Here are the lessons that apply directly to our profession.


 

 

Diversification as an Advisory Function

When trade lanes stalled and sourcing shifted, brokers and forwarders were often the first call.

Members who understood alternate ports, inland routings, FTZ options, and bonded strategies moved beyond transaction processing into advisory roles.

Supply chain resilience is no longer just the shipper’s responsibility. Brokers who can articulate routing alternatives and regulatory implications add measurable value.

Chicago’s intermodal strength makes that advisory capacity tangible.

 


Communication as Risk Management

During peak disruption, certainty was rare.

The brokers who retained trust were those who communicated early, clearly, and frequently — even when answers were incomplete.

From a professional standpoint, documentation of those communications also matters. When timelines shift and expectations change, written confirmation protects both broker and client.

In volatile conditions, communication is not customer service. It is risk management.

 

Compliance Under Pressure

Disruption did not slow enforcement. If anything, forced labor scrutiny, FDA reviews, and ACE oversight intensified.

Operational strain increases the risk of shortcuts. That is precisely when internal controls matter most.

Members who maintained disciplined filing practices during disruption demonstrated what supply chain resilience looks like in brokerage practice.

Clean entries during chaotic conditions are not accidental.

 

Inventory Strategy and Entry Planning

As shippers reevaluated safety stock and nearshoring strategies, brokers were pulled into higher-level planning discussions.

Bonded warehousing, FTZ utilization, and duty planning became strategic levers.

For Chicago professionals, inland positioning created opportunity:

  • Rail staging
     

  • Regional distribution hubs
     

  • Entry timing strategies
     

Brokers who understand the regulatory implications of inventory positioning contribute directly to enterprise-level decisions.

 

Relationships as Operational Leverage

Visibility platforms improved, but relationships still resolved problems.

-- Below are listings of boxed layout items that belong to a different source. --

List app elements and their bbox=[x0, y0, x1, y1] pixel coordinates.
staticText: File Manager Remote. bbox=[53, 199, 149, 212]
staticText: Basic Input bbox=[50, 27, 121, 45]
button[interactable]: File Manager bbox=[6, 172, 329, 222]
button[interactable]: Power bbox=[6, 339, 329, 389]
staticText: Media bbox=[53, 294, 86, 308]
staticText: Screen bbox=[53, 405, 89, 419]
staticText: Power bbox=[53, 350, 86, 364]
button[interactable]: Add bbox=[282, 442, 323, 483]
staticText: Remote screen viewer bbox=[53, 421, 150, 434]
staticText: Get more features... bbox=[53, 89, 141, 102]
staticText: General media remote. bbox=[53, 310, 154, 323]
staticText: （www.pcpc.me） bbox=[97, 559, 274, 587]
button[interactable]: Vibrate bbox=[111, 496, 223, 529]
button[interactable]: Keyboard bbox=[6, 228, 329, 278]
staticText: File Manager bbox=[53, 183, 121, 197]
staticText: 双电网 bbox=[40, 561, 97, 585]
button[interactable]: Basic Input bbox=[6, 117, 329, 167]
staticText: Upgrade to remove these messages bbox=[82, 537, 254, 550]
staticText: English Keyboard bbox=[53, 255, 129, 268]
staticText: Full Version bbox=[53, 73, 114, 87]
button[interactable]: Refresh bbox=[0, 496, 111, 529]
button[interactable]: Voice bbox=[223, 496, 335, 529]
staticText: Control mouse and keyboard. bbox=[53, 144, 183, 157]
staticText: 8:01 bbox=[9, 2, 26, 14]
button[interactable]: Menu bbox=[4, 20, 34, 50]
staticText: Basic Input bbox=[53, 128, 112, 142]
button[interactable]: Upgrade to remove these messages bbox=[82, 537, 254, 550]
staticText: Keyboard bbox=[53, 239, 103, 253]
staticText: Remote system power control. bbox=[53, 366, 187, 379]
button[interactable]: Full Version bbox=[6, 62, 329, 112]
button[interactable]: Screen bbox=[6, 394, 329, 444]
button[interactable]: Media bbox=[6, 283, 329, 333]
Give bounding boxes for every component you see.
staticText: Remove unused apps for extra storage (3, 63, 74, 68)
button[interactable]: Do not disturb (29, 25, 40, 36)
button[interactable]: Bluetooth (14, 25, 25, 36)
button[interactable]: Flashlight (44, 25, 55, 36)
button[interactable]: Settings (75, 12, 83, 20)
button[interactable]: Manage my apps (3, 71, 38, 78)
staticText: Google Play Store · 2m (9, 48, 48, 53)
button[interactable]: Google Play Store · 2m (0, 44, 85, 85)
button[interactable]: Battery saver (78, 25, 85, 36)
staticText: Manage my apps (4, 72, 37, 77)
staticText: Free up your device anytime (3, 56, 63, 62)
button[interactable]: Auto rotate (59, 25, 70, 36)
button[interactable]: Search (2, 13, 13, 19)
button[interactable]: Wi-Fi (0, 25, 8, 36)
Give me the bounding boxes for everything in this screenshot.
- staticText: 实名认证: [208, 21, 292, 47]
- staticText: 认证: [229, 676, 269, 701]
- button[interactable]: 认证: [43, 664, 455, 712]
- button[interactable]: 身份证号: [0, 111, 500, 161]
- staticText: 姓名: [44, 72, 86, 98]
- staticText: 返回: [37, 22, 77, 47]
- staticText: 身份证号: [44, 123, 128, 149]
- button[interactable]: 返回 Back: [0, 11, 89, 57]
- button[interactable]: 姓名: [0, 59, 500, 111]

Established connections with terminals, carriers, CBP personnel, and warehouse operators often determined whether a problem stalled or moved.

The Chicago trade community’s collaborative culture remains a competitive advantage.

Professional networks are part of supply chain resilience.

 

The Role of CCBFA

For members of the Chicago Customs Brokers and Forwarders Association, resilience is both collective and individual.

Shared knowledge, regulatory updates, and peer discussion strengthen the region’s trade gateway.

Supply chains may remain complex.

But disciplined professionals, informed through association engagement, make them steadier.

Resilience is built before the next disruption arrives.